Predict winter? It is complicated

If October is warm and fine, a sharp winter is coming. If only long-term climate predictions were that easy. Right now the question is whether energy will be scarce in the cold season.

Helmholtz’s vice president for energy, Holger Hanselka, recently predicted that there would probably be no bottlenecks if the winter were mild. Which phenomena in Central Europe influence winter, how seasonal forecasts work and how (un)certain they are.

What affects the course of winter in Central Europe?

A “bouquet of phenomena” determines how winter will be, explains climate scientist Klaus Pankatz from the German Weather Service (DWD). A phenomenon in the stratosphere above the North Pole plays a relatively large role: the polar vortex. This can affect the circulation of the westerly winds, which transport mild, moist air from the Atlantic towards central Europe. If this circulation is impaired, cold air can reach us.

“When the polar vortex is unstable—which is a regular occurrence in winter—it disrupts the stability of the westerly circulation. This increases the likelihood of cold snaps,” says Pankatz. The good news: “Currently, the polar vortex is very strong and stable for the foreseeable future.”

In addition, the snow cover in Siberia and Central Asia has an influence on the course of the next winter. The climate scientist explains: “A high level of snow cover in early winter intensifies the cold Siberian high pressure area. It can spread further west in late winter and bring us cold eastern places as a result.” In this general weather situation, continental air flows from the east to central Europe.

How are seasonal forecasts made?

For seasonal forecasting, computers use a huge amount of data to simulate different possible weather scenarios based on special climate models. In this way, they calculate the probability that the coming season will be wetter, drier, warmer or colder than the long-term average.

Relative statements are always given, and absolute values, such as specific temperatures, are never given. “Seasonal forecasts are climate forecasts, not weather forecasts,” explains DWD climate scientist Andreas Paxian.

What are the differences compared to the weather forecast?

Seasonal forecasts work with the “memory” of long-term processes, Pankatz says. The researchers’ simulations relate to recurring and long-term climatic patterns that extend over large areas. “When you forecast the weather, you look at individual days, such as their maximum and minimum temperatures. But as soon as you get beyond the period of ten days to two weeks, you have to start summarizing, taking an average,” describes the climate scientist.

For the seasonal forecast, it is a three-month average that is compared with that of the reference period. “On the seasonal forecasting scale, it makes no sense to look at individual days.” And that is precisely what is “important to the message,” emphasizes Pankatz. “If we say: There is a trend towards warmer conditions for the three-month average, then individual days, weeks or even a whole month can be cold during this period.”

What data is assessed?

For seasonal forecasts, the researchers work with an Earth system model. For this purpose, the earth is divided into three-dimensional grid boxes, in which the state of the atmosphere, sea, land surface and sea ice is described.

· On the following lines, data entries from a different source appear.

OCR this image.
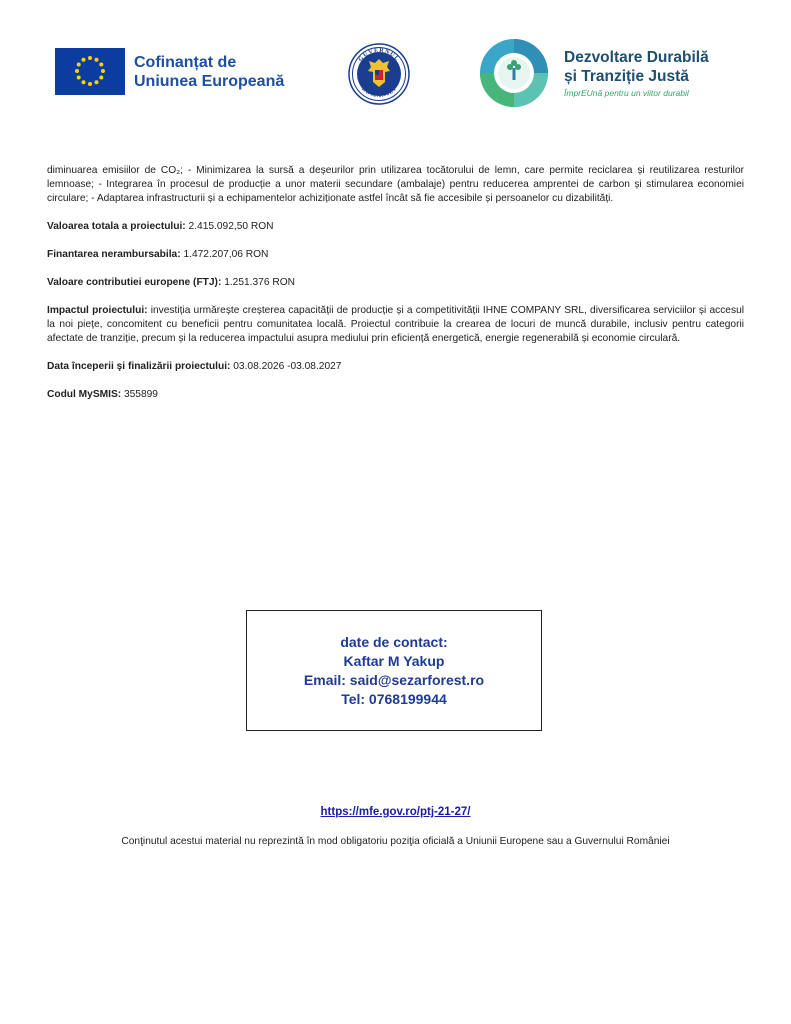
Cofinanțat de
Uniunea Europeană
GUVERNUL
ROMÂNIEI
Dezvoltare Durabilă
și Tranziție Justă
ÎmprEUnă pentru un viitor durabil

diminuarea emisiilor de CO₂; - Minimizarea la sursă a deșeurilor prin utilizarea tocătorului de lemn, care permite reciclarea și reutilizarea resturilor lemnoase; - Integrarea în procesul de producție a unor materii secundare (ambalaje) pentru reducerea amprentei de carbon și stimularea economiei circulare; - Adaptarea infrastructurii și a echipamentelor achiziționate astfel încât să fie accesibile și persoanelor cu dizabilități.

Valoarea totala a proiectului: 2.415.092,50 RON

Finantarea nerambursabila: 1.472.207,06 RON

Valoare contributiei europene (FTJ): 1.251.376 RON

Impactul proiectului: investiția urmărește creșterea capacității de producție și a competitivității IHNE COMPANY SRL, diversificarea serviciilor și accesul la noi piețe, concomitent cu beneficii pentru comunitatea locală. Proiectul contribuie la crearea de locuri de muncă durabile, inclusiv pentru categorii afectate de tranziție, precum și la reducerea impactului asupra mediului prin eficiență energetică, energie regenerabilă și economie circulară.

Data începerii şi finalizării proiectului: 03.08.2026 -03.08.2027

Codul MySMIS: 355899

date de contact:
Kaftar M Yakup
Email: said@sezarforest.ro
Tel: 0768199944
https://mfe.gov.ro/ptj-21-27/
Conţinutul acestui material nu reprezintă în mod obligatoriu poziţia oficială a Uniunii Europene sau a Guvernului României
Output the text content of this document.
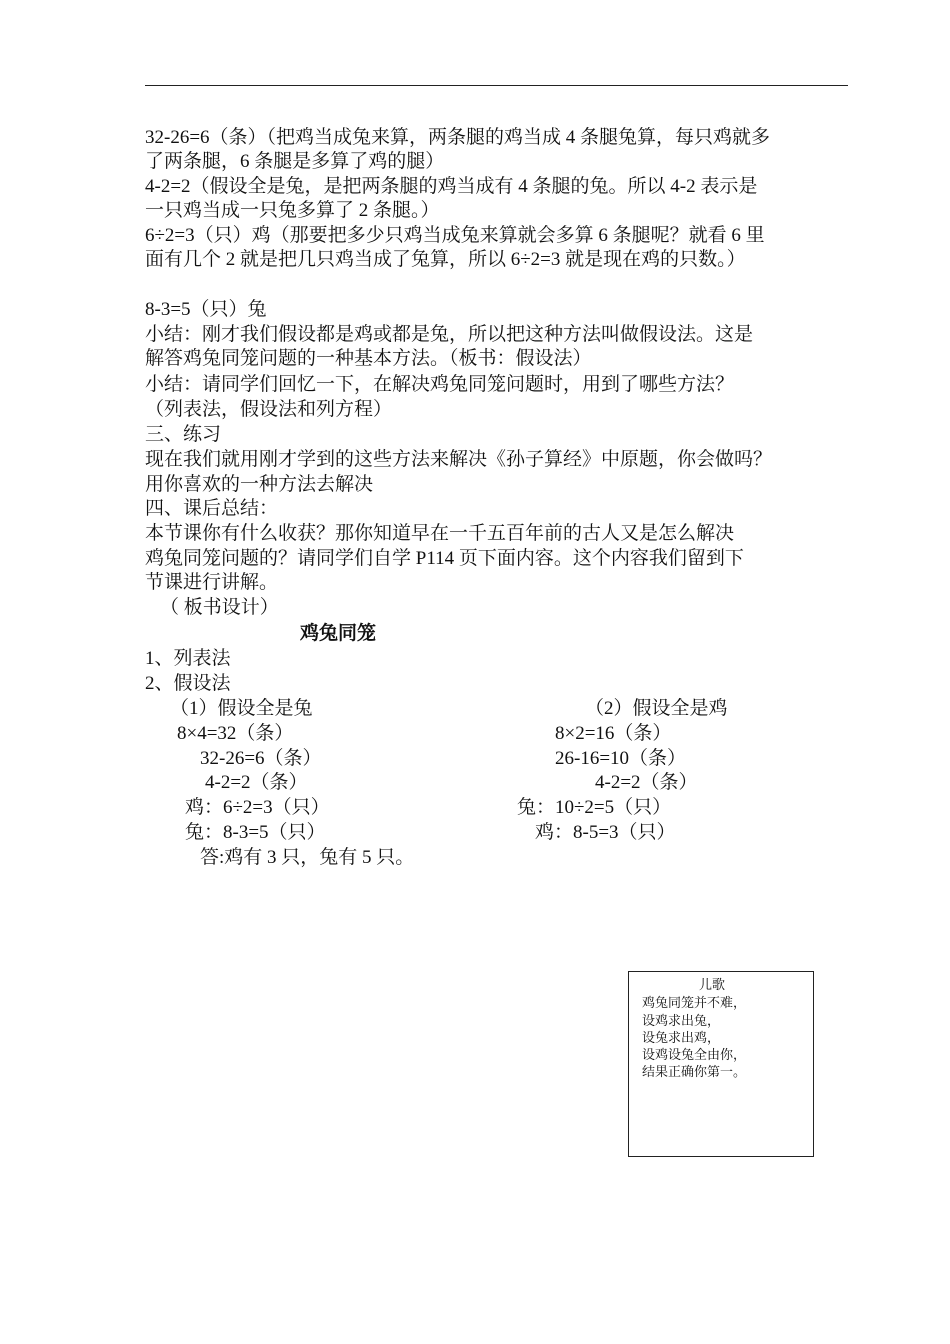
32-26=6（条）（把鸡当成兔来算，两条腿的鸡当成 4 条腿兔算，每只鸡就多
了两条腿，6 条腿是多算了鸡的腿）
4-2=2（假设全是兔，是把两条腿的鸡当成有 4 条腿的兔。所以 4-2 表示是
一只鸡当成一只兔多算了 2 条腿。）
6÷2=3（只）鸡（那要把多少只鸡当成兔来算就会多算 6 条腿呢？就看 6 里
面有几个 2 就是把几只鸡当成了兔算，所以 6÷2=3 就是现在鸡的只数。）
8-3=5（只）兔
小结：刚才我们假设都是鸡或都是兔，所以把这种方法叫做假设法。这是
解答鸡兔同笼问题的一种基本方法。（板书：假设法）
小结：请同学们回忆一下，在解决鸡兔同笼问题时，用到了哪些方法？
（列表法，假设法和列方程）
三、练习
现在我们就用刚才学到的这些方法来解决《孙子算经》中原题，你会做吗？
用你喜欢的一种方法去解决
四、课后总结：
本节课你有什么收获？那你知道早在一千五百年前的古人又是怎么解决
鸡兔同笼问题的？请同学们自学 P114 页下面内容。这个内容我们留到下
节课进行讲解。
（ 板书设计）
鸡兔同笼
1、列表法
2、假设法
（1）假设全是兔
8×4=32（条）
32-26=6（条）
4-2=2（条）
鸡：6÷2=3（只）
兔：8-3=5（只）
（2）假设全是鸡
8×2=16（条）
26-16=10（条）
4-2=2（条）
兔：10÷2=5（只）
鸡：8-5=3（只）
答:鸡有 3 只，兔有 5 只。
儿歌
鸡兔同笼并不难，
设鸡求出兔，
设兔求出鸡，
设鸡设兔全由你，
结果正确你第一。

“I need to have observation points all over the globe with a certain spatial resolution at the height of the atmosphere and the depth of the ocean,” describes Paxian. On the one hand, there are measured data and, on the other hand, calculated values ​​for the parts of the earth system for which there is no measured data. In addition, assumptions about the concentration of greenhouse gases in the atmosphere are incorporated throughout the simulation.

How reliable are the results?

The researchers incorporate a huge number of values ​​into their simulation, some of which are based on extrapolations. “Obviously there’s a lot of uncertainty,” Paxian says. For example, if the researchers only know the interval in which a starting value lies, they let the model calculate with different values.

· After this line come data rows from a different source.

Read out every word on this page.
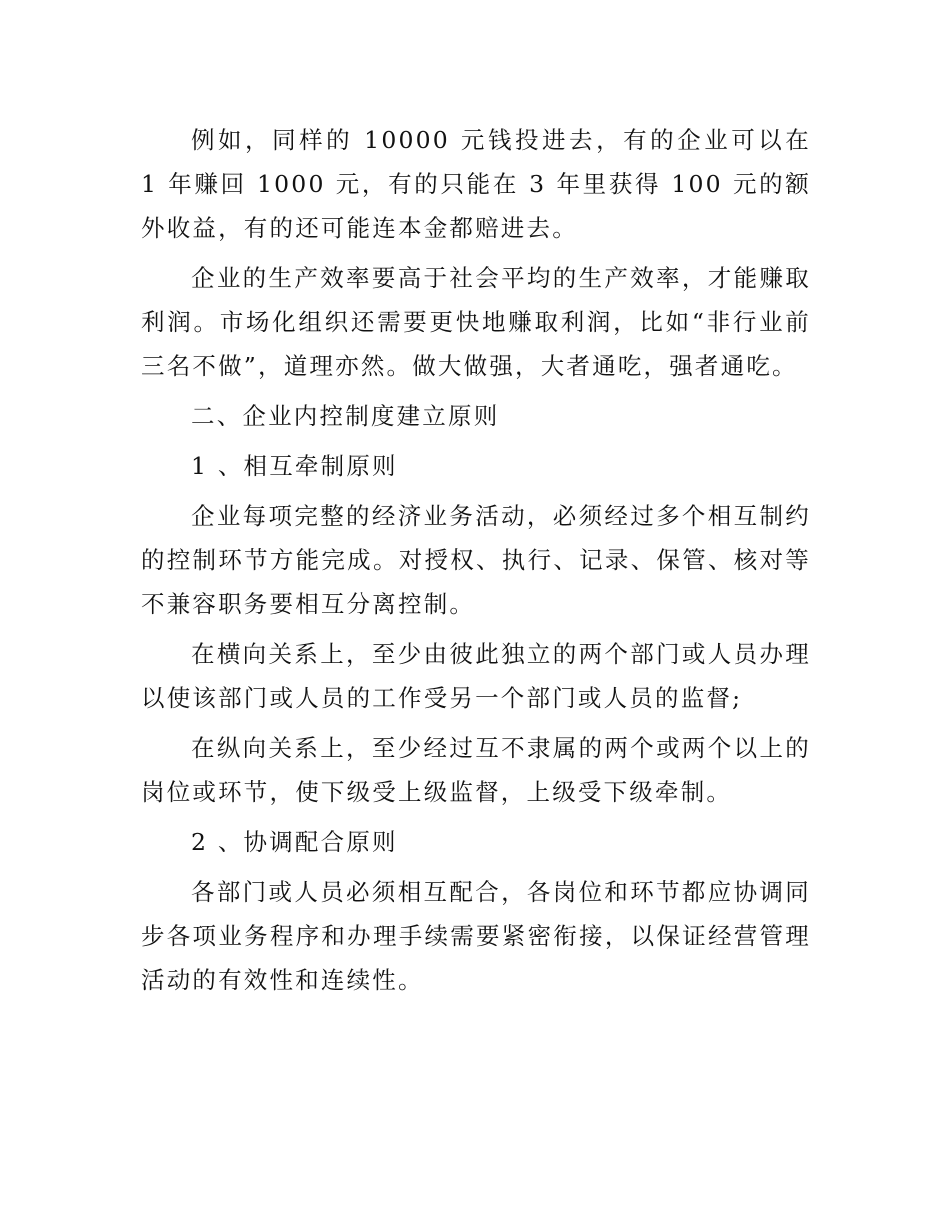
例如，同样的 10000 元钱投进去，有的企业可以在 1 年赚回 1000 元，有的只能在 3 年里获得 100 元的额外收益，有的还可能连本金都赔进去。

企业的生产效率要高于社会平均的生产效率，才能赚取利润。市场化组织还需要更快地赚取利润，比如“非行业前三名不做”，道理亦然。做大做强，大者通吃，强者通吃。

二、企业内控制度建立原则

1 、相互牵制原则

企业每项完整的经济业务活动，必须经过多个相互制约的控制环节方能完成。对授权、执行、记录、保管、核对等不兼容职务要相互分离控制。

在横向关系上，至少由彼此独立的两个部门或人员办理以使该部门或人员的工作受另一个部门或人员的监督;

在纵向关系上，至少经过互不隶属的两个或两个以上的岗位或环节，使下级受上级监督，上级受下级牵制。

2 、协调配合原则

各部门或人员必须相互配合，各岗位和环节都应协调同步各项业务程序和办理手续需要紧密衔接，以保证经营管理活动的有效性和连续性。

Another difficulty: We are far from familiar with all the processes and interactions between the atmosphere, the sea, the land surface and the sea ice. These are therefore not included in the current simulations. In addition, computers quickly reach their capacity limits when performing complex calculations. Paxian summarizes: “The quality of the forecast depends on which period, which location and which variable is taken into account.”

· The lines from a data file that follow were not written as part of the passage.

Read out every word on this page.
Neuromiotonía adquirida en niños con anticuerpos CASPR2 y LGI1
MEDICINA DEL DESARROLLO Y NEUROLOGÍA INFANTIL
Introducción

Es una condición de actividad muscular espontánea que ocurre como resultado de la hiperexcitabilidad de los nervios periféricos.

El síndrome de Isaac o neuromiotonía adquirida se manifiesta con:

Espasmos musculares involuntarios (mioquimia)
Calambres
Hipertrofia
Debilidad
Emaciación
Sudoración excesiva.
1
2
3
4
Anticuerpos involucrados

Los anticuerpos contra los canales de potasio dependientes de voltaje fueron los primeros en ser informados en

And what is the current season forecast?

The DWD researchers are currently evaluating data from various climate models for Germany. To do this, they calculate how many of the models have a proportion of warm, normal or cold results compared to the respective reference period. DWD itself makes a comparison for the period from 1991 to 2020, other involved models work with reference periods that go further back. The current status, according to Paxian: “In the three months – November, December, January – we see a slight trend towards warmer conditions.”